Atalay, ''Biz bu çalışmalarımızı birilerinin programına göre yapmıyoruz, kendi programımız var ve istikrarla sabırla samimiyetle bu çalışmalarımızı yürütüyoruz. Bütün vatandaşlarımıza daha fazla sahip çıkma, vatandaşımızı kazanma bizim için çok önemli, yani devletin tekrar vatandaşın güvenini kazanması. Şu anda devlete güven artıyor ve bizim samimiyetimizi görüyorlar'' dedi.

Halen 1960-1970'li yılların jargonlarıyla ve terör unsurlarıyla Türkiye'de varılacak bir yer olmadığını yurttaşın kendilerinden daha iyi bildiğini söyleyen Atalay, kendisinin doğu ve güneydoğu illerine gittiğini anlatarak, ''Silahla siyasi bir tezin peşinden koşma devri bitti'' diye konuştu.
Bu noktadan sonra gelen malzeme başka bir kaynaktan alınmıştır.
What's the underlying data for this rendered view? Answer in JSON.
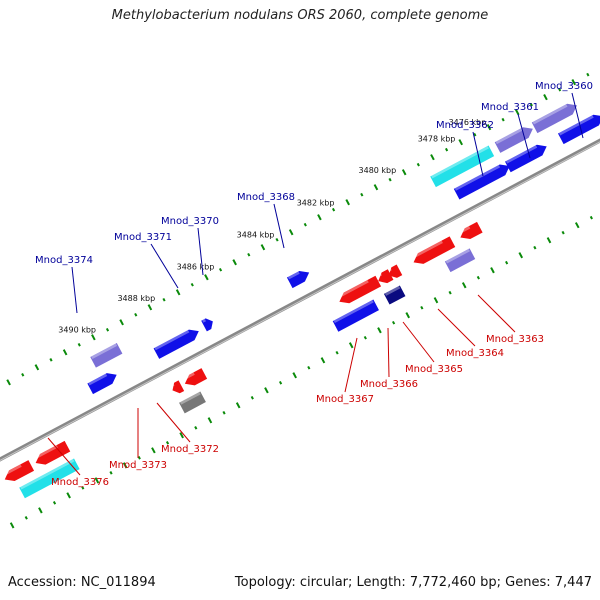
{
  "title": "Methylobacterium nodulans ORS 2060, complete genome",
  "footer": {
    "accession": "Accession: NC_011894",
    "summary": "Topology: circular; Length: 7,772,460 bp; Genes: 7,447"
  },
  "colors": {
    "forward": "#1010e8",
    "forward_light": "#7a6fd6",
    "reverse": "#ee1010",
    "reverse_dark": "#0a0a80",
    "cyan": "#22e0e8",
    "grey": "#777777",
    "backbone": "#888888",
    "tick": "#0a8a0a",
    "forward_label": "#000099",
    "reverse_label": "#cc0000"
  },
  "kbp_labels": [
    "3476 kbp",
    "3478 kbp",
    "3480 kbp",
    "3482 kbp",
    "3484 kbp",
    "3486 kbp",
    "3488 kbp",
    "3490 kbp"
  ],
  "forward_genes": [
    "Mnod_3360",
    "Mnod_3361",
    "Mnod_3362",
    "Mnod_3368",
    "Mnod_3370",
    "Mnod_3371",
    "Mnod_3374"
  ],
  "reverse_genes": [
    "Mnod_3363",
    "Mnod_3364",
    "Mnod_3365",
    "Mnod_3366",
    "Mnod_3367",
    "Mnod_3372",
    "Mnod_3373",
    "Mnod_3376"
  ]
}
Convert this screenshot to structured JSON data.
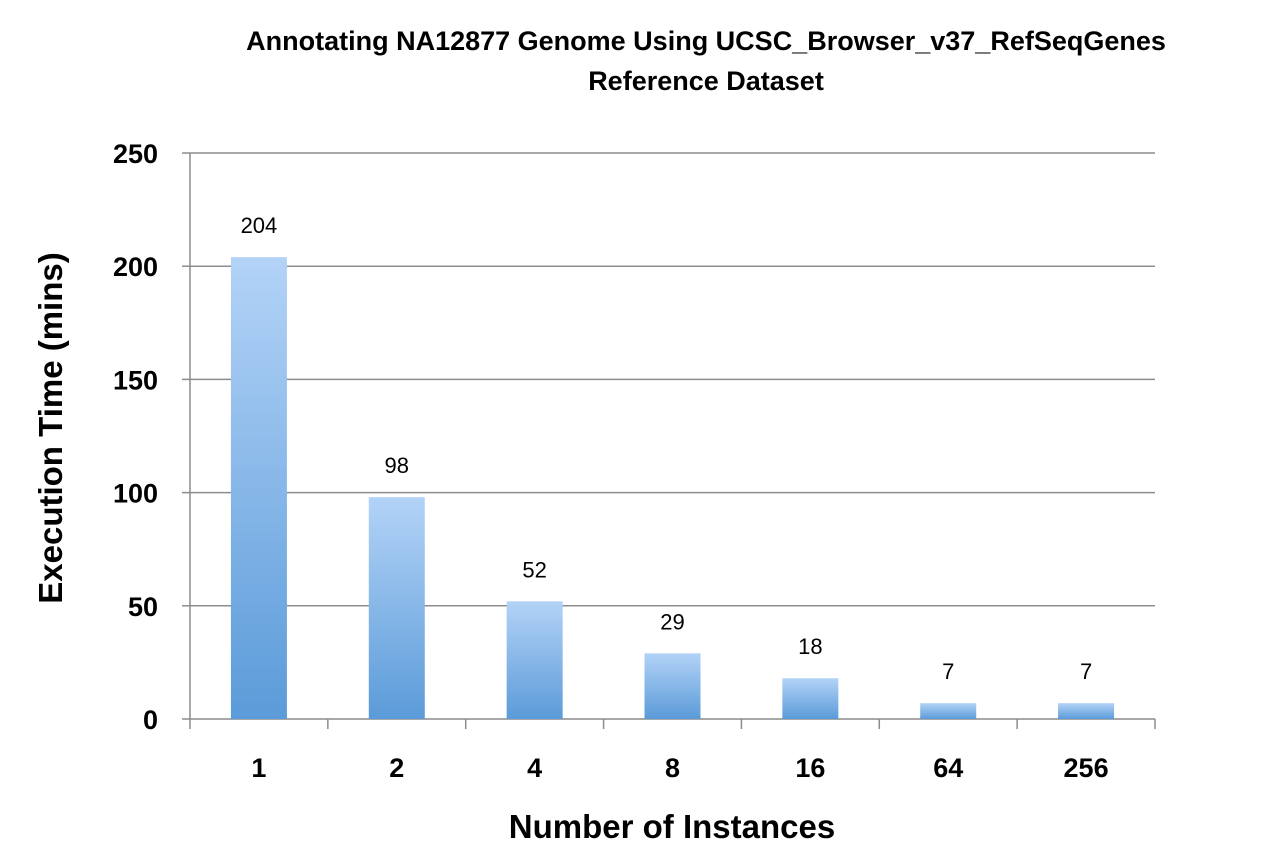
{
  "chart_data": {
    "type": "bar",
    "title": [
      "Annotating NA12877 Genome Using UCSC_Browser_v37_RefSeqGenes",
      "Reference Dataset"
    ],
    "xlabel": "Number of Instances",
    "ylabel": "Execution Time (mins)",
    "categories": [
      "1",
      "2",
      "4",
      "8",
      "16",
      "64",
      "256"
    ],
    "values": [
      204,
      98,
      52,
      29,
      18,
      7,
      7
    ],
    "data_labels": [
      "204",
      "98",
      "52",
      "29",
      "18",
      "7",
      "7"
    ],
    "ylim": [
      0,
      250
    ],
    "yticks": [
      0,
      50,
      100,
      150,
      200,
      250
    ],
    "ytick_labels": [
      "0",
      "50",
      "100",
      "150",
      "200",
      "250"
    ],
    "grid": true,
    "legend": "none",
    "colors": {
      "bar_top": "#b3d3f7",
      "bar_bottom": "#5b9bd9"
    }
  }
}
Bugün bir gazetede BDP Genel Başkanı'nın ''Bölge her an patlayabilir'' şeklinde ifadesi bulunduğunu anımsatan Atalay, Türkiye'de sivil siyasetin çok değiştiğini kaydederek, ''Her şey değişti Türkiye'de. Hiç değişmez denen kurumlar değişti, öyle hızlı bir değişim var ki. Bu arkadaşlar sadece 1960'lı, 1970'li yılların jargonuyla siyaset yapmak istiyorlar, bu psikolojiyle siyaset yapılmaz. Adeta 'dağa çıkamamanın mahcubiyeti' gibi ifadelerle sivil siyaset olmaz'' dedi.

Türkiye'de bu konuda herkesin her şeyi konuşmasını ve bütün kanalların açık olmasını istediklerini vurgulayan Atalay, terör unsurlarını desteğe çağırarak siyaset olmaması gerektiğini kaydetti.

Türkiye'de daha büyük sorunlar yaşayanların silaha sarılmadığını dile getiren Atalay, bu kişilerin sabırla siyaset mücadelesi verdiklerini ve şu anda siyasetin önünde bir engel bulunmadığını söyledi.